Healthcare’s Red and Blue Pill: AI

Kirsten Brueggemann

Associate Editor

Loyola University Chicago School of Law, JD 2025

 

Artificial Intelligence (AI) has gained widespread attention, often perceived as a buzzword. Recently, concerns about its potential dangers and issues with plagiarism have surfaced. However, AI holds immense promise for transforming industries reliant on data analysis and predictive algorithms, especially in healthcare. AI can significantly improve healthcare by aiding in diagnosis, optimizing patient outcomes, reducing costs, and saving time.

What is AI?

AI combines many areas of technology: machine learning—a field dedicated to the study of algorithms that allows computer programs to improve automatically through experience. Reinforcement learning, another facet, involves technology learning by trial and error, or by expert demonstration. Additionally, deep learning is a subset of algorithms that learns by using large collections of processes and exposing them to a vast set of examples.

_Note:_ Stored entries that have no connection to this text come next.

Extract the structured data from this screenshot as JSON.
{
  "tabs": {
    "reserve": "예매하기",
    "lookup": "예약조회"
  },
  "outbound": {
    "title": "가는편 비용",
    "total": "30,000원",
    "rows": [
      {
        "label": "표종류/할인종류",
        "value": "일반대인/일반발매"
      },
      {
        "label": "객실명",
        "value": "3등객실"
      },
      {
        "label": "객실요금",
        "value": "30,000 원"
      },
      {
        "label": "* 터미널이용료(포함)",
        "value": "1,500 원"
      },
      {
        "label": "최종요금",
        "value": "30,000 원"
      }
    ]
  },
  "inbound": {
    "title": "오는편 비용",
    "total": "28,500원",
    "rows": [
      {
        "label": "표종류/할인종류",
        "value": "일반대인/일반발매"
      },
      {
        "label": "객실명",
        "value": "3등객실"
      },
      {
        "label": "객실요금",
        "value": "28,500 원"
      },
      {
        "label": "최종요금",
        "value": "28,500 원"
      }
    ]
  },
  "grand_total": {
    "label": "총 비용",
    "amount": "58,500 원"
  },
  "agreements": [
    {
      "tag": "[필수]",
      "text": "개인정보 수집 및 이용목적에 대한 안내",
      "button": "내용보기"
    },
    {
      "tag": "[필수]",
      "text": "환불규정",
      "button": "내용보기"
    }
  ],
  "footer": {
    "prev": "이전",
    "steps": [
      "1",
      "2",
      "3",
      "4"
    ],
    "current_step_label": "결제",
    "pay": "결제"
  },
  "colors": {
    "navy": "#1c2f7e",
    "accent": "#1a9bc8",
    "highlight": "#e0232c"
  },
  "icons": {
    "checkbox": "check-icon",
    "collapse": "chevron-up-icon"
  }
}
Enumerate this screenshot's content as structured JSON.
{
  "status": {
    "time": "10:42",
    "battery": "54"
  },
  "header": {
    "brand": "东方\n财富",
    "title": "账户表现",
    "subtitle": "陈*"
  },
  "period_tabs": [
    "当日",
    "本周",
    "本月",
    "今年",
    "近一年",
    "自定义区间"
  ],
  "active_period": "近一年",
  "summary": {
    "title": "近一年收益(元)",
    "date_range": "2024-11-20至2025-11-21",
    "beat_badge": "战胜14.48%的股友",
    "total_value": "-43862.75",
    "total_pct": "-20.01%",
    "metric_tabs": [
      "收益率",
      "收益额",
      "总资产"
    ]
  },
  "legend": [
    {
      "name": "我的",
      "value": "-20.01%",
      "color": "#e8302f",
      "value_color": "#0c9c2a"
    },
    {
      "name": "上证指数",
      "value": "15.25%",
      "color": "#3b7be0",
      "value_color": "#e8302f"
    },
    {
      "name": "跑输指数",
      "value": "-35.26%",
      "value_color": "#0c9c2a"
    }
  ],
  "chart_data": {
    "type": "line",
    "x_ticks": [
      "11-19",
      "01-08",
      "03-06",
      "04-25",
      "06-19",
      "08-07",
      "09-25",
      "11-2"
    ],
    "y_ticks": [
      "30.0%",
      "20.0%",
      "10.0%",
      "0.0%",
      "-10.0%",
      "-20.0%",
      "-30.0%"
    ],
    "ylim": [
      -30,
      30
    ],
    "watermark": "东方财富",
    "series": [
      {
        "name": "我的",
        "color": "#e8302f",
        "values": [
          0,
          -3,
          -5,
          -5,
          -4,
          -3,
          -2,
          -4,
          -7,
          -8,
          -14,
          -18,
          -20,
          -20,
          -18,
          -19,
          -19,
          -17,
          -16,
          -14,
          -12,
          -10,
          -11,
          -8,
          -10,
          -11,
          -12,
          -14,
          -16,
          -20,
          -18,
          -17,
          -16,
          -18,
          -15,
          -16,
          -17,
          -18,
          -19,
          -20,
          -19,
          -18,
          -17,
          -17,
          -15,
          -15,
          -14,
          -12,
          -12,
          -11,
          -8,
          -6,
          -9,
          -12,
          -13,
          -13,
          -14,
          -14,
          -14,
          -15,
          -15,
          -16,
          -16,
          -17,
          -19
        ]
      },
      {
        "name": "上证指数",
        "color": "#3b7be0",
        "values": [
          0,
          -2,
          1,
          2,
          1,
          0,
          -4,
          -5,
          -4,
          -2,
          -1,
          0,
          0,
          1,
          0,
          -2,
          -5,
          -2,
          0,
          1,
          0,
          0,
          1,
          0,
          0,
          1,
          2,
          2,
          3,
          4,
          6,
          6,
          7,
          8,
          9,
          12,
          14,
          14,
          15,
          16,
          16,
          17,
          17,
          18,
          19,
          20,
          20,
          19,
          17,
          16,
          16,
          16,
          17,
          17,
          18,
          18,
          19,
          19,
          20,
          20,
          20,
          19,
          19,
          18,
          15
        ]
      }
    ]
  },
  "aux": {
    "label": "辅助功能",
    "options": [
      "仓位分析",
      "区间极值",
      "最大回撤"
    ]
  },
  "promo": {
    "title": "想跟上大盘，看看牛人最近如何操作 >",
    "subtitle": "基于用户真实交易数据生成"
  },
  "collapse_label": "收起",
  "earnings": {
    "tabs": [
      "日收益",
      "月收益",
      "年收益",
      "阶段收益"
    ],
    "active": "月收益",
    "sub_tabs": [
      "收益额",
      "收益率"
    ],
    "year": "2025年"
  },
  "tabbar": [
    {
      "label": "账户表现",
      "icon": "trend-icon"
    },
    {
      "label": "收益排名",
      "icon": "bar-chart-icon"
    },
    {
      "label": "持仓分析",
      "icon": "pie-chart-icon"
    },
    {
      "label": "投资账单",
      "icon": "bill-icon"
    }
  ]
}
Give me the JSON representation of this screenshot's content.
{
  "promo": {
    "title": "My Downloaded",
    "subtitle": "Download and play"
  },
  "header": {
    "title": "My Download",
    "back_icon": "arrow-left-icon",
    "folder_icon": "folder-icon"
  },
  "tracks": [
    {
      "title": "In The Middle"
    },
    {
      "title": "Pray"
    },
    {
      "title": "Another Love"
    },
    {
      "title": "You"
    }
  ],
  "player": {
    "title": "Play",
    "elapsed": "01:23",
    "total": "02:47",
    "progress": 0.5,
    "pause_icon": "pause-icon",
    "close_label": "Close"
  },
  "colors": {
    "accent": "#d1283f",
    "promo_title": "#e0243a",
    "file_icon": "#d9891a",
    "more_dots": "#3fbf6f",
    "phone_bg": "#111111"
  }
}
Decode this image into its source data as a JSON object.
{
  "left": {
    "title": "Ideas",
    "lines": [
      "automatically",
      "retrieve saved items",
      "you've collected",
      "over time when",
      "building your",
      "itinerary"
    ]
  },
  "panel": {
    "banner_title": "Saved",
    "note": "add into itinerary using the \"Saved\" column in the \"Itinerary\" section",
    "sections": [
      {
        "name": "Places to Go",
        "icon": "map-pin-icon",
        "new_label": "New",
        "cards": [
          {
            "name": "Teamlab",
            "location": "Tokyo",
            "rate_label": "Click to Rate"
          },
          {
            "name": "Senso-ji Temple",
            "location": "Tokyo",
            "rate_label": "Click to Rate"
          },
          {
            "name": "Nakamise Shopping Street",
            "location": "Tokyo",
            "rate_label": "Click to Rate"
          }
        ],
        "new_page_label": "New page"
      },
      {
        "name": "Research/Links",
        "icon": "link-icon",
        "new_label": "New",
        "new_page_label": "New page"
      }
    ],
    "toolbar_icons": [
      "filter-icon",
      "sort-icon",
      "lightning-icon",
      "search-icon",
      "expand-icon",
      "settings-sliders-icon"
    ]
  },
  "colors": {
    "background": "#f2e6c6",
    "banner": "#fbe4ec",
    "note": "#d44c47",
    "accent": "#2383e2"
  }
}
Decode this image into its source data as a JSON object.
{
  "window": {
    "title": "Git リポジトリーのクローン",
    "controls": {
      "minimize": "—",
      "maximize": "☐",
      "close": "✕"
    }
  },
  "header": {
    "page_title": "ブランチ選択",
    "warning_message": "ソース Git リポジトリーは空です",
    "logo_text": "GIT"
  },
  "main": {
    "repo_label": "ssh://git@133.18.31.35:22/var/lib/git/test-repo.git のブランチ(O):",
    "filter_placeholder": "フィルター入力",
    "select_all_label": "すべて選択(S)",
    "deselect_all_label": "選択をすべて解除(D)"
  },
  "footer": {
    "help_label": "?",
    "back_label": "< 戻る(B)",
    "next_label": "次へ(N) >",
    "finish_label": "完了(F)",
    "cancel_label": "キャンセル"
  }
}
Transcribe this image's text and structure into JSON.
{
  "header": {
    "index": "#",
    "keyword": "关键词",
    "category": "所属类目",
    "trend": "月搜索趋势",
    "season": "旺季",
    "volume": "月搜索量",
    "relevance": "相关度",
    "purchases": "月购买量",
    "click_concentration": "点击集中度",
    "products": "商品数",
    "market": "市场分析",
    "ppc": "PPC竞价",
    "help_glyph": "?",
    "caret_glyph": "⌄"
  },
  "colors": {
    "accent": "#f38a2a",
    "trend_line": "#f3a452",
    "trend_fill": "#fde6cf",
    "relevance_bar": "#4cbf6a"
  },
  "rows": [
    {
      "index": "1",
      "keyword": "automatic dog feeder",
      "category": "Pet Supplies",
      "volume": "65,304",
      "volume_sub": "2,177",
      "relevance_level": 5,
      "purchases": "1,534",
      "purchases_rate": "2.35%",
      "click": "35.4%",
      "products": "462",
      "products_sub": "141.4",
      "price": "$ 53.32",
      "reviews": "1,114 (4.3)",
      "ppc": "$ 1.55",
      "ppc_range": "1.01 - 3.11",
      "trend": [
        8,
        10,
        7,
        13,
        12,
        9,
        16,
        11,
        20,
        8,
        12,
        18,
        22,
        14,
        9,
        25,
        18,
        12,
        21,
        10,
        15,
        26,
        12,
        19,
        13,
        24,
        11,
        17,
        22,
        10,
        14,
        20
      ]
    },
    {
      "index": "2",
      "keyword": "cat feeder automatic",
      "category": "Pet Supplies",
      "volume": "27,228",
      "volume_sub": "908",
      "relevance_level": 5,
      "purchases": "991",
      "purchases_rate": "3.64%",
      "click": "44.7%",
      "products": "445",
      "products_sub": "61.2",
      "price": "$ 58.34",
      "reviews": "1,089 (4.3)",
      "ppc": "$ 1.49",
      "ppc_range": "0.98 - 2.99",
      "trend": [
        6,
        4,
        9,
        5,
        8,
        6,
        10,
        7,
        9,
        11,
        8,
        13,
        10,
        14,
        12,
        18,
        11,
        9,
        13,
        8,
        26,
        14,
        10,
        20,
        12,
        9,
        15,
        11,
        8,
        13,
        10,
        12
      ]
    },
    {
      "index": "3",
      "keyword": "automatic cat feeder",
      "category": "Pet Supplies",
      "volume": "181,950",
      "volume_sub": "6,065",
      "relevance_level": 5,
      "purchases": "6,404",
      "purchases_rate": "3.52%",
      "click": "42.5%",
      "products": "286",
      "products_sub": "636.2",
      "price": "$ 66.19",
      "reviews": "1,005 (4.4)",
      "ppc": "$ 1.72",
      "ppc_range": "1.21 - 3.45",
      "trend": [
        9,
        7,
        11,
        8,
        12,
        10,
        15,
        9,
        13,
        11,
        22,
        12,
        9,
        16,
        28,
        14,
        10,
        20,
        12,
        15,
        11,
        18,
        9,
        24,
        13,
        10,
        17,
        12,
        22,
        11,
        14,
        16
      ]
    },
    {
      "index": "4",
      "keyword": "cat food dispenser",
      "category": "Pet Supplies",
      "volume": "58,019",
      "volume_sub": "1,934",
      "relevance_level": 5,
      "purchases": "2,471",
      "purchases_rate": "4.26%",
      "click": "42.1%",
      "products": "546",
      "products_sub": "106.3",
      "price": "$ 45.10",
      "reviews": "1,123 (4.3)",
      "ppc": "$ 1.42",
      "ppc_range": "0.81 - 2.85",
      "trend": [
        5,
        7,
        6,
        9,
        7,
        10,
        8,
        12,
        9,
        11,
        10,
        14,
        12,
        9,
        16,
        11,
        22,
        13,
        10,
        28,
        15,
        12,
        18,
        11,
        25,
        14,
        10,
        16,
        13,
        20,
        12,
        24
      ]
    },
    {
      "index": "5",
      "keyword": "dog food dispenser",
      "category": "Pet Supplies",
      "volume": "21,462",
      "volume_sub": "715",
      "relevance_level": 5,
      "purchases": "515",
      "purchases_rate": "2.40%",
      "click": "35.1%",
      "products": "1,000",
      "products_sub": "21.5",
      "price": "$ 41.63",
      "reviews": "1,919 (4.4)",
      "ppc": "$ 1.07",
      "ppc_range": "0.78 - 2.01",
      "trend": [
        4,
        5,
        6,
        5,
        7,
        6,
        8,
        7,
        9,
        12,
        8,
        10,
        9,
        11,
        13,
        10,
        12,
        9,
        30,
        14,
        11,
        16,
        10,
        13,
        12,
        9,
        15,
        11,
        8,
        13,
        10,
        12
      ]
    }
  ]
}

AI uses computers and machine processes to perform complex automatic functions and to simulate human intelligence. AI can help providers identify patterns, trends, and anomalies. This allows providers to predict patient outcomes with more accuracy and analyze different treatment options according to individual patient data.

The AI cure?

AI can be used in the healthcare industry to improve diagnosis, treatment, reduce costs, and save time for patients as well as providers. AI can aid in improving diagnosis, even for physical conditions that have no obvious symptoms. As a current example of the benefits of AI in healthcare, the Mayo Clinic is using AI software to detect and diagnose serious or complex heart problems. Furthermore, a Mayo Clinic study applied AI towards a screening tool for people with a heart problem that has no obvious symptoms, also known as left ventricular dysfunction. In the study, the AI screening tool found people at risk of this condition 93% of the time. For reference, a mammogram is correct about 85% of the time. This is one area where AI has been implemented and shows significant promise. AI screening technology along with other data collected from other wearable devices such as sensors, can help medical providers diagnose and treat patients more accurately.  AI can also aid in optimizing treatment plans according to patient data and has the ability to make medication and treatment recommendations according to a patient’s medical history and lifestyle.

AI also has the potential to lower health care costs by reducing administrative burdens and streamlining provider’s administrative responsibilities. Administrative burdens, such as patient record-keeping, prescription management, and insurance building, account for approximately $1 trillion dollars in annual healthcare costs within the United States. By minimizing administrative burdens for providers, this enables them to bring down their costs. Providers can also streamline their responsibilities with AI by using AI-powered scribing solutions to take detailed notes of provider-patient interactions to better capture the visit. They can also use AI to process prior authorizations, that takes up a significant portion of provider’s time and cost.

The implementation of this system empowers healthcare providers to allocate a greater portion of their time towards direct patient care, as opposed to being bogged down by onerous administrative duties that diminish their capacity to interact with patients effectively.

The thorn in AI’s side

AI relies on access to large sets of data and its future depends on medical providers being able to access and share this information with each other and patients. One significant obstacle AI faces is patient privacy. AI companies in the healthcare space need to adhere to Federal and state laws regulating individual data privacy.

Because the collection and use of patient information handles sensitive individual data, the Health Insurance Portability and Accountability Act (HIPAA) may be implicated. One method proposed is de-identification, where certain data points of an individual’s information are removed prior to uploading to AI software. De-identification of data depends on the data being analyzed and the laws and regulations that are implicated. For example, if HIPAA is implicated, de-identification of protected health information requires the removal of certain identifiers via the Safe Harbor method or an expert determination that data is considered de-identified. Certain Safe Harbor identifiers include names, email addresses, and dates relating directly to an individual.

Despite the removal of certain identifiers, some claim that there is a significant threat of re-identification. Re-identification is when individuals can be re-identified even when the dataset is de-identified beyond the Safe Harbor method required by HIPAA. However, a study conducted by MIT suggests that the risk of patient re-identification via publicly available health data is extremely low. The benefits of sharing de-identified data far outweigh the potential risk to patient privacy. There is harm when data is not shared, especially as AI’s entire selling point relies on the sharing of information between providers and the collecting of data from patients.

Perhaps more significant threats to patient privacy are data breaches. With the adoption of Electronic Health Records and with healthcare entities using Cloud Services and Information Systems, the healthcare industry has become plagued recently by data breaches. Data breaches pose a significant threat to the use of technology in the healthcare industry. However, they are not unique to AI.

AI’s Future in Healthcare: Balancing Progress and Safety

The benefits of AI in healthcare outweigh its potential hazards. AI has the ability to improve patient outcomes, improve quality and course of treatment, reduce the cost of healthcare, and save time for both the provider and the patient. Patient Privacy is a significant obstacle to healthcare providers and AI companies as patient data is an integral part of AI within healthcare. However, healthcare providers should work to balance patient privacy and innovation through AI to ultimately benefit their patients.